One way to solve this would be to show that for every infinite chain $(A_j)_{j\in J}$ of sets ordered by inclusion, its union $A=\bigcup_{j\in J} A_j$ can be expressed as the union of some countable sub-chain. Is this possible perhaps?
For context: I want to make a Zorn argument, where my partially ordered set is the set of $\Sigma$-measurable sets with the inclusion ordering. 
 A: No, the union of a chain of measurable sets doesn't have to be measurable. I will give a counterexample.
I assume that there is a nonmeasurable set, and that all one-element sets are measurable. And of course I assume the axiom of choice, in the form of the well-ordering theorem.
Let $A$ be a nonmeasurable set, and let $\lt$ be a relation that well-orders $A$. For each $a\in A$, let $A_a=\{x\in A:x\lt a\}$.
Case 1. All of the sets $A_a$ $(a\in A)$ are measurable.

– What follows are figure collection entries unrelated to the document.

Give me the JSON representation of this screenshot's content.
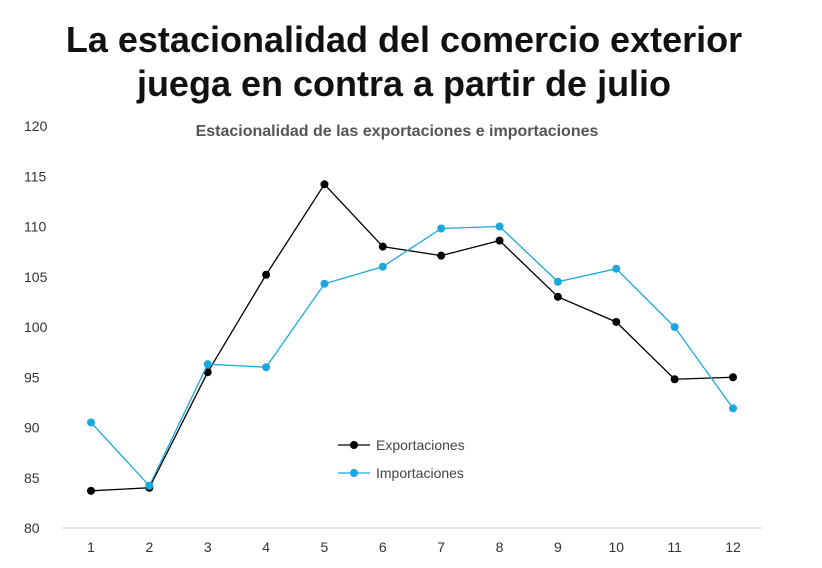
{
  "headline": {
    "line1": "La estacionalidad del comercio exterior",
    "line2": "juega en contra a partir de julio"
  },
  "chart_data": {
    "type": "line",
    "title": "Estacionalidad de las exportaciones e importaciones",
    "xlabel": "",
    "ylabel": "",
    "x": [
      1,
      2,
      3,
      4,
      5,
      6,
      7,
      8,
      9,
      10,
      11,
      12
    ],
    "x_tick_labels": [
      "1",
      "2",
      "3",
      "4",
      "5",
      "6",
      "7",
      "8",
      "9",
      "10",
      "11",
      "12"
    ],
    "ylim": [
      80,
      120
    ],
    "y_ticks": [
      80,
      85,
      90,
      95,
      100,
      105,
      110,
      115,
      120
    ],
    "y_tick_labels": [
      "80",
      "85",
      "90",
      "95",
      "100",
      "105",
      "110",
      "115",
      "120"
    ],
    "grid": false,
    "legend_position": "center",
    "series": [
      {
        "name": "Exportaciones",
        "color": "#000000",
        "values": [
          83.7,
          84.0,
          95.5,
          105.2,
          114.2,
          108.0,
          107.1,
          108.6,
          103.0,
          100.5,
          94.8,
          95.0
        ]
      },
      {
        "name": "Importaciones",
        "color": "#1AA7DE",
        "values": [
          90.5,
          84.2,
          96.3,
          96.0,
          104.3,
          106.0,
          109.8,
          110.0,
          104.5,
          105.8,
          100.0,
          91.9
        ]
      }
    ]
  }
}
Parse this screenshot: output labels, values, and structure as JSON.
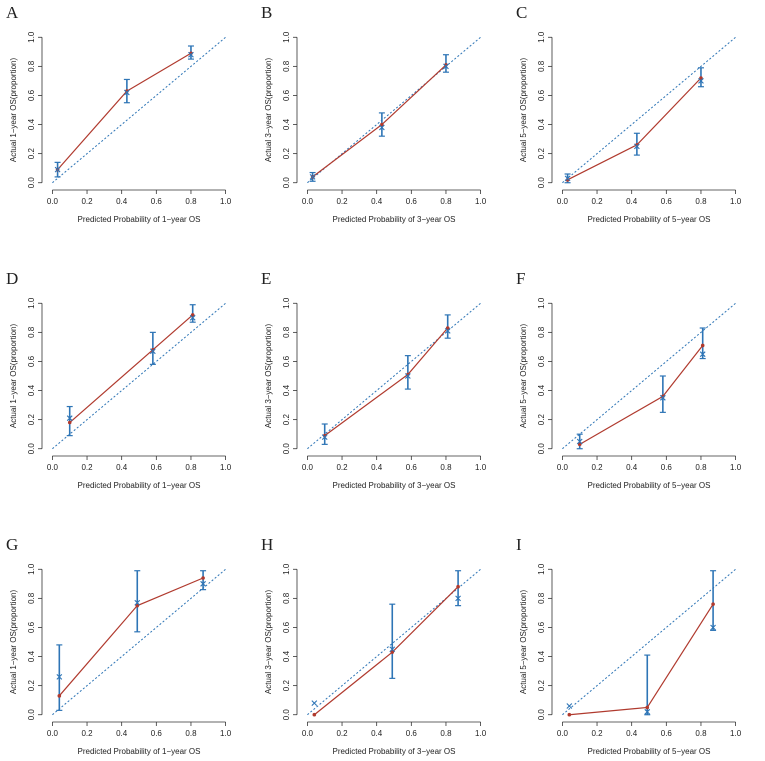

If $A$ had a greatest element, call it $a$, then $A=A_a\cup\{a\}$ would be the union of two measurable sets, and so $A$ would be measurable. Since $A$ is not measurable, $A$ has no greatest element, so $A=\bigcup_{a\in A}A_\alpha$ is the union of an ascending chain of measurable sets.
Case 2. Not all of the sets $A_a$ are measurable.
Consider the least element $b\in A$ such that $A_b$ is nonmeasurable, and apply the argument of Case 1 to the nonmeasurable set $B=A_b$.
P.S. Here is a simpler argument using Zorn's lemma instead of the well-ordering theorem. Let $A$ be a nonmeasurable set, and let $P$ be the set of all measurable subsets of $A$, partially ordered by inclusion. If we assume that the union of a chain of measurable sets is always measurable, then Zorn's lemma applies, and $P$ has a maximal element; that is, there is a maximal measurable subset of $A$. But that's absurd, because we can always add one more point.
A: The P.S in bof's answer also answers the following quite interesting question:
Given a chain of sets indexed by a an uncountable family is the intersection equal to the intersection of some countable sub-family of them?
No. Consider the all subsets of $[0,1]$ of Lebesgue measure $1$. If the answer was yes, then by maximality argument we would reach a contradiction ("we can always [subtract] one more point.)